Data360 Analyze

 View Only
  • 1.  Fuzzy Xref Fuzzy Threshhold

    Employee
    Posted 10-09-2019 09:00

    Note: This was originally posted by an inactive account. Content was preserved by moving under an admin account.

    Hello i'm comparing two data sets with an entity name in both.   I want to try to match by name using the fuzzy Soundex algorithm.  What i can't figure out is how to determine the threshold value.    Is it numeric ? how is 1 different then say 4 ?   The node does not run if the value is set to nothing.   It would be great to run it and see the scores of the fuzzy score output field.  and based on that set my threshold.   Is there a way to do that ? or how does the value score work ?  

     

    Also i have two strings one is 13,000 records and the other one is about 800.  It's been running for a while and no results yet.   Can i speed this up ? It's just two lists of names being compared very simple.  Currently i'm using 1 as the threshold value.  

     

    Thank you. 



  • 2.  RE: Fuzzy Xref Fuzzy Threshhold

    Employee
    Posted 10-09-2019 09:06

    Note: This was originally posted by an inactive account. Content was preserved by moving under an admin account.
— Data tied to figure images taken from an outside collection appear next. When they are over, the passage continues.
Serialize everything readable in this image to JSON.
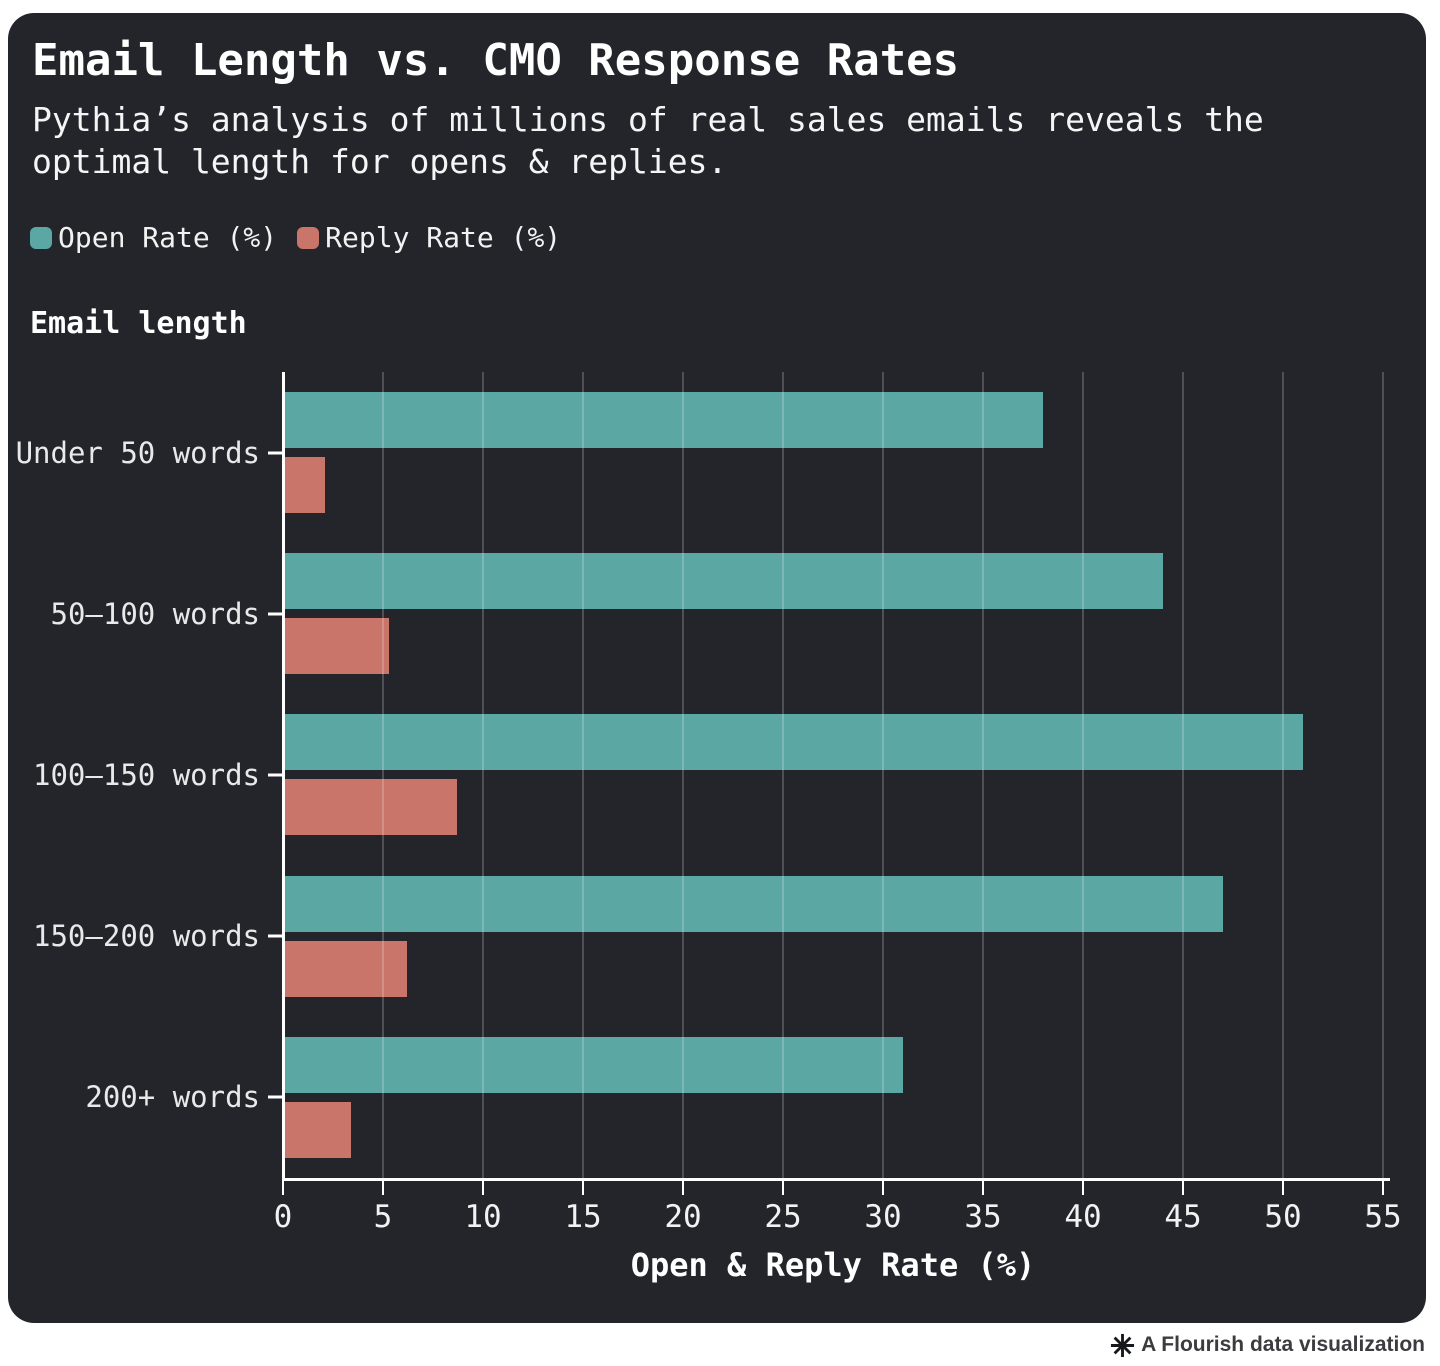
{
  "header": {
    "title": "Email Length vs. CMO Response Rates",
    "subtitle": "Pythia’s analysis of millions of real sales emails reveals the optimal length for opens & replies."
  },
  "legend": {
    "items": [
      {
        "label": "Open Rate (%)",
        "color": "#5AA7A4"
      },
      {
        "label": "Reply Rate (%)",
        "color": "#C97569"
      }
    ]
  },
  "chart_data": {
    "type": "bar",
    "orientation": "horizontal",
    "title": "Email Length vs. CMO Response Rates",
    "subtitle": "Pythia’s analysis of millions of real sales emails reveals the optimal length for opens & replies.",
    "y_axis_title": "Email length",
    "xlabel": "Open & Reply Rate (%)",
    "categories": [
      "Under 50 words",
      "50–100 words",
      "100–150 words",
      "150–200 words",
      "200+ words"
    ],
    "series": [
      {
        "name": "Open Rate (%)",
        "color": "#5AA7A4",
        "values": [
          38,
          44,
          51,
          47,
          31
        ]
      },
      {
        "name": "Reply Rate (%)",
        "color": "#C97569",
        "values": [
          2.1,
          5.3,
          8.7,
          6.2,
          3.4
        ]
      }
    ],
    "xlim": [
      0,
      55
    ],
    "x_ticks": [
      0,
      5,
      10,
      15,
      20,
      25,
      30,
      35,
      40,
      45,
      50,
      55
    ],
    "grid": true,
    "legend_position": "top"
  },
  "footer": {
    "attribution": "A Flourish data visualization"
  },
  "colors": {
    "card_bg": "#23252b",
    "page_bg": "#ffffff",
    "open_rate": "#5AA7A4",
    "reply_rate": "#C97569",
    "grid": "rgba(255,255,255,0.2)",
    "axis": "#ffffff",
    "text": "#ffffff",
    "muted_text": "#e9e9e9",
    "footer_text": "#3c3c40"
  }
}
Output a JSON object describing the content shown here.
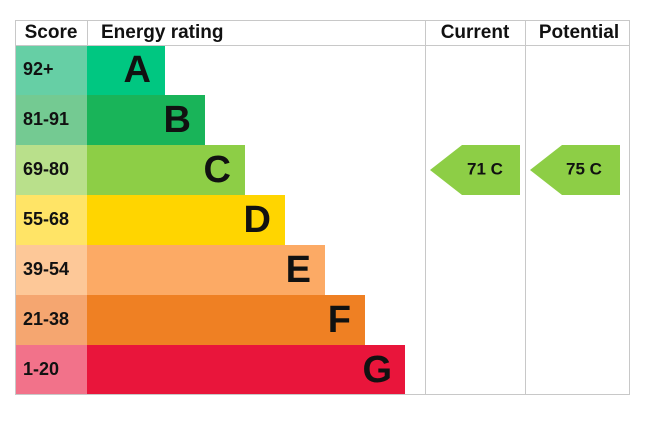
{
  "header": {
    "score": "Score",
    "energy_rating": "Energy rating",
    "current": "Current",
    "potential": "Potential"
  },
  "rows": [
    {
      "score": "92+",
      "letter": "A"
    },
    {
      "score": "81-91",
      "letter": "B"
    },
    {
      "score": "69-80",
      "letter": "C"
    },
    {
      "score": "55-68",
      "letter": "D"
    },
    {
      "score": "39-54",
      "letter": "E"
    },
    {
      "score": "21-38",
      "letter": "F"
    },
    {
      "score": "1-20",
      "letter": "G"
    }
  ],
  "current": {
    "label": "71 C"
  },
  "potential": {
    "label": "75 C"
  }
}
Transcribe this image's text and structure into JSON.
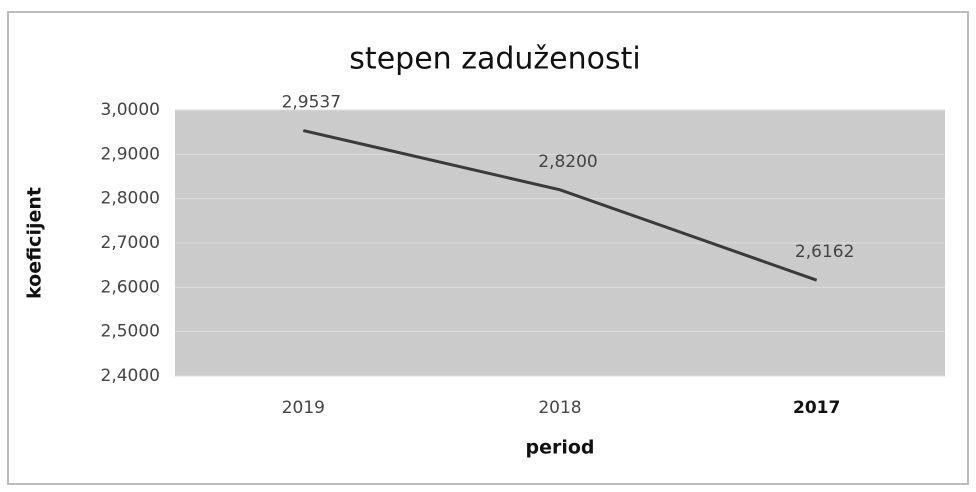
{
  "chart_data": {
    "type": "line",
    "title": "stepen zaduženosti",
    "x_label": "period",
    "y_label": "koeficijent",
    "categories": [
      "2019",
      "2018",
      "2017"
    ],
    "series": [
      {
        "name": "koeficijent",
        "color": "#3a3a3a",
        "values": [
          2.9537,
          2.82,
          2.6162
        ],
        "value_labels": [
          "2,9537",
          "2,8200",
          "2,6162"
        ]
      }
    ],
    "ylim": [
      2.4,
      3.0
    ],
    "yticks": [
      {
        "value": 2.4,
        "label": "2,4000"
      },
      {
        "value": 2.5,
        "label": "2,5000"
      },
      {
        "value": 2.6,
        "label": "2,6000"
      },
      {
        "value": 2.7,
        "label": "2,7000"
      },
      {
        "value": 2.8,
        "label": "2,8000"
      },
      {
        "value": 2.9,
        "label": "2,9000"
      },
      {
        "value": 3.0,
        "label": "3,0000"
      }
    ],
    "grid": true
  }
}
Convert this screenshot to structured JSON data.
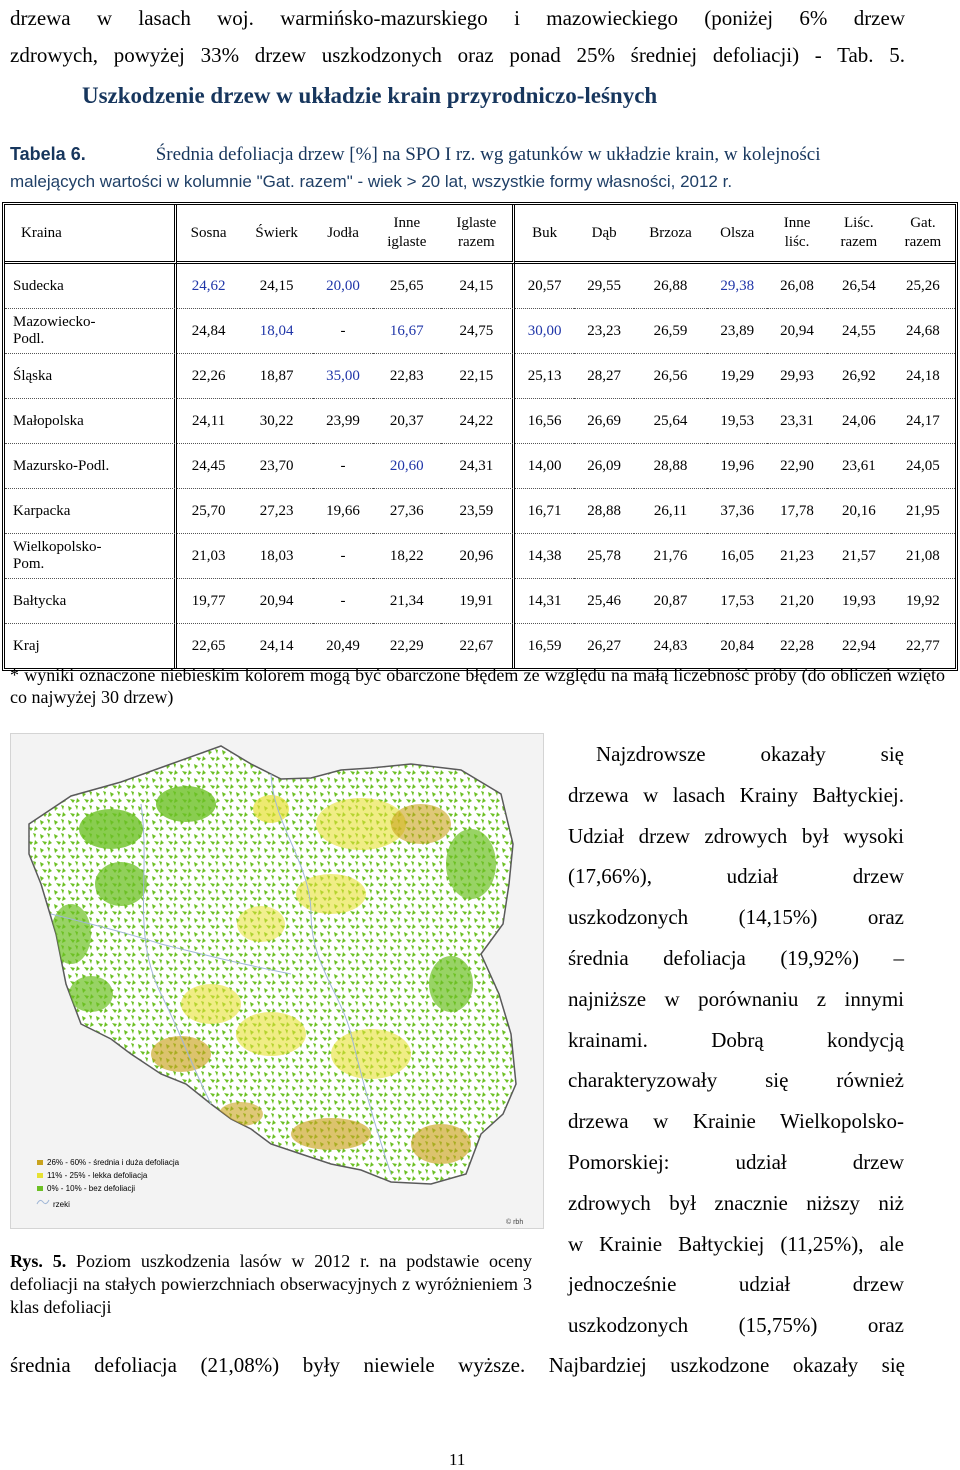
{
  "intro_lines": [
    "drzewa w lasach woj. warmińsko-mazurskiego i mazowieckiego (poniżej 6% drzew",
    "zdrowych, powyżej 33% drzew uszkodzonych oraz ponad 25% średniej defoliacji) - Tab. 5."
  ],
  "section_heading": "Uszkodzenie drzew w układzie krain przyrodniczo-leśnych",
  "table_caption": {
    "label": "Tabela 6.",
    "title": "Średnia defoliacja drzew [%] na SPO I rz. wg gatunków w układzie krain, w kolejności",
    "title_line2": "malejących wartości w kolumnie \"Gat. razem\" - wiek > 20 lat, wszystkie formy własności, 2012 r."
  },
  "table": {
    "headers": [
      "Kraina",
      "Sosna",
      "Świerk",
      "Jodła",
      [
        "Inne",
        "iglaste"
      ],
      [
        "Iglaste",
        "razem"
      ],
      "Buk",
      "Dąb",
      "Brzoza",
      "Olsza",
      [
        "Inne",
        "liśc."
      ],
      [
        "Liśc.",
        "razem"
      ],
      [
        "Gat.",
        "razem"
      ]
    ],
    "rows": [
      {
        "region": [
          "Sudecka"
        ],
        "values": [
          "24,62",
          "24,15",
          "20,00",
          "25,65",
          "24,15",
          "20,57",
          "29,55",
          "26,88",
          "29,38",
          "26,08",
          "26,54",
          "25,26"
        ],
        "blue": [
          0,
          2,
          8
        ]
      },
      {
        "region": [
          "Mazowiecko-",
          "Podl."
        ],
        "values": [
          "24,84",
          "18,04",
          "-",
          "16,67",
          "24,75",
          "30,00",
          "23,23",
          "26,59",
          "23,89",
          "20,94",
          "24,55",
          "24,68"
        ],
        "blue": [
          1,
          3,
          5
        ]
      },
      {
        "region": [
          "Śląska"
        ],
        "values": [
          "22,26",
          "18,87",
          "35,00",
          "22,83",
          "22,15",
          "25,13",
          "28,27",
          "26,56",
          "19,29",
          "29,93",
          "26,92",
          "24,18"
        ],
        "blue": [
          2
        ]
      },
      {
        "region": [
          "Małopolska"
        ],
        "values": [
          "24,11",
          "30,22",
          "23,99",
          "20,37",
          "24,22",
          "16,56",
          "26,69",
          "25,64",
          "19,53",
          "23,31",
          "24,06",
          "24,17"
        ],
        "blue": []
      },
      {
        "region": [
          "Mazursko-Podl."
        ],
        "values": [
          "24,45",
          "23,70",
          "-",
          "20,60",
          "24,31",
          "14,00",
          "26,09",
          "28,88",
          "19,96",
          "22,90",
          "23,61",
          "24,05"
        ],
        "blue": [
          3
        ]
      },
      {
        "region": [
          "Karpacka"
        ],
        "values": [
          "25,70",
          "27,23",
          "19,66",
          "27,36",
          "23,59",
          "16,71",
          "28,88",
          "26,11",
          "37,36",
          "17,78",
          "20,16",
          "21,95"
        ],
        "blue": []
      },
      {
        "region": [
          "Wielkopolsko-",
          "Pom."
        ],
        "values": [
          "21,03",
          "18,03",
          "-",
          "18,22",
          "20,96",
          "14,38",
          "25,78",
          "21,76",
          "16,05",
          "21,23",
          "21,57",
          "21,08"
        ],
        "blue": []
      },
      {
        "region": [
          "Bałtycka"
        ],
        "values": [
          "19,77",
          "20,94",
          "-",
          "21,34",
          "19,91",
          "14,31",
          "25,46",
          "20,87",
          "17,53",
          "21,20",
          "19,93",
          "19,92"
        ],
        "blue": []
      },
      {
        "region": [
          "Kraj"
        ],
        "values": [
          "22,65",
          "24,14",
          "20,49",
          "22,29",
          "22,67",
          "16,59",
          "26,27",
          "24,83",
          "20,84",
          "22,28",
          "22,94",
          "22,77"
        ],
        "blue": []
      }
    ]
  },
  "footnote": "* wyniki oznaczone niebieskim kolorem mogą być obarczone błędem ze względu na małą liczebność próby (do obliczeń wzięto co najwyżej 30 drzew)",
  "map": {
    "legend": [
      {
        "label": "26% - 60% - średnia i duża defoliacja",
        "color": "#c9a31e"
      },
      {
        "label": "11% - 25% - lekka defoliacja",
        "color": "#e6e133"
      },
      {
        "label": "0% - 10% - bez defoliacji",
        "color": "#6cc024"
      }
    ],
    "rivers_label": "rzeki",
    "credit": "© rbh"
  },
  "right_text_lines": [
    "Najzdrowsze okazały się",
    "drzewa w lasach Krainy Bałtyckiej.",
    "Udział drzew zdrowych był wysoki",
    "(17,66%), udział drzew",
    "uszkodzonych (14,15%) oraz",
    "średnia defoliacja (19,92%) –",
    "najniższe w porównaniu z innymi",
    "krainami. Dobrą kondycją",
    "charakteryzowały się również",
    "drzewa w Krainie Wielkopolsko-",
    "Pomorskiej: udział drzew",
    "zdrowych był znacznie niższy niż",
    "w Krainie Bałtyckiej (11,25%), ale",
    "jednocześnie udział drzew",
    "uszkodzonych (15,75%) oraz"
  ],
  "figure_caption": {
    "label": "Rys. 5.",
    "text": "Poziom uszkodzenia lasów w 2012 r. na podstawie oceny defoliacji na stałych powierzchniach obserwacyjnych z wyróżnieniem 3 klas defoliacji"
  },
  "bottom_text": "średnia defoliacja (21,08%) były niewiele wyższe. Najbardziej uszkodzone okazały się",
  "page_number": "11"
}
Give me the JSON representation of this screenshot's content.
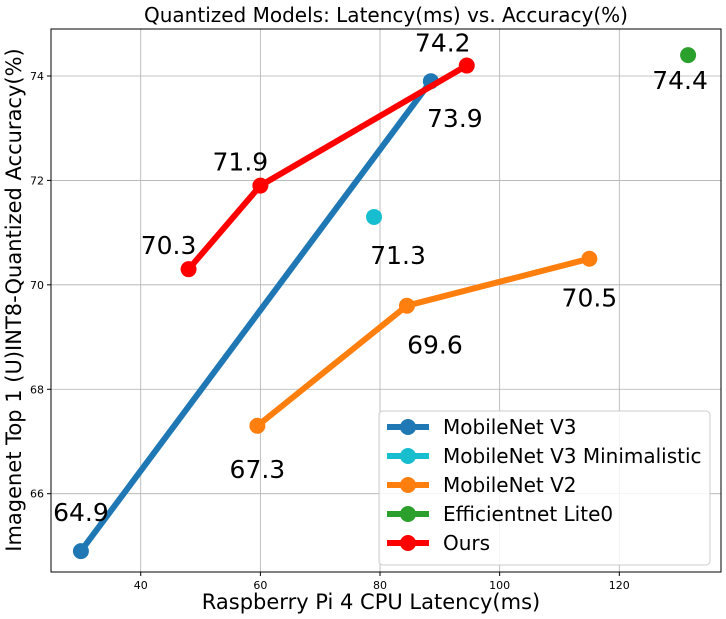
{
  "chart_data": {
    "type": "line",
    "title": "Quantized Models: Latency(ms) vs. Accuracy(%)",
    "xlabel": "Raspberry Pi 4 CPU Latency(ms)",
    "ylabel": "Imagenet Top 1 (U)INT8-Quantized Accuracy(%)",
    "xlim": [
      25,
      137
    ],
    "ylim": [
      64.5,
      74.9
    ],
    "xticks": [
      40,
      60,
      80,
      100,
      120
    ],
    "yticks": [
      66,
      68,
      70,
      72,
      74
    ],
    "grid": true,
    "legend_position": "lower-right",
    "series": [
      {
        "name": "MobileNet V3",
        "color": "#1f77b4",
        "points": [
          {
            "x": 30,
            "y": 64.9,
            "label": "64.9"
          },
          {
            "x": 88.5,
            "y": 73.9,
            "label": "73.9"
          }
        ]
      },
      {
        "name": "MobileNet V3 Minimalistic",
        "color": "#17becf",
        "points": [
          {
            "x": 79,
            "y": 71.3,
            "label": "71.3"
          }
        ]
      },
      {
        "name": "MobileNet V2",
        "color": "#ff7f0e",
        "points": [
          {
            "x": 59.5,
            "y": 67.3,
            "label": "67.3"
          },
          {
            "x": 84.5,
            "y": 69.6,
            "label": "69.6"
          },
          {
            "x": 115,
            "y": 70.5,
            "label": "70.5"
          }
        ]
      },
      {
        "name": "Efficientnet Lite0",
        "color": "#2ca02c",
        "points": [
          {
            "x": 131.5,
            "y": 74.4,
            "label": "74.4"
          }
        ]
      },
      {
        "name": "Ours",
        "color": "#ff0000",
        "points": [
          {
            "x": 48,
            "y": 70.3,
            "label": "70.3"
          },
          {
            "x": 60,
            "y": 71.9,
            "label": "71.9"
          },
          {
            "x": 94.5,
            "y": 74.2,
            "label": "74.2"
          }
        ]
      }
    ]
  }
}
    Is there a better way to compare  two strings ? 

     



  • 3.  RE: Fuzzy Xref Fuzzy Threshhold

    Posted 10-17-2019 01:32

    You need first to select the Fuzzy Algorithm

    help will give you all the information you need:

    http://localhost:8080/docs/dist/help/Content/e-node-help/Correlation/fuzzy-join.html

     

    Few months ago I tried to use the Levenshtein distance algorithm with both Lavastorm and data3sixty to compare millions of lines with hundred of thousand of records. Neither Lavastorm or Data3sixty were able to run such huge amount of commands on my computer.

    We wrote a Python script and launched it on a 16 core server.

    The way you are writing the Python code will have a huge influence on the processing time. But 13.000 x 800 processing should be  done within few minutes. Which algorithm have you selected?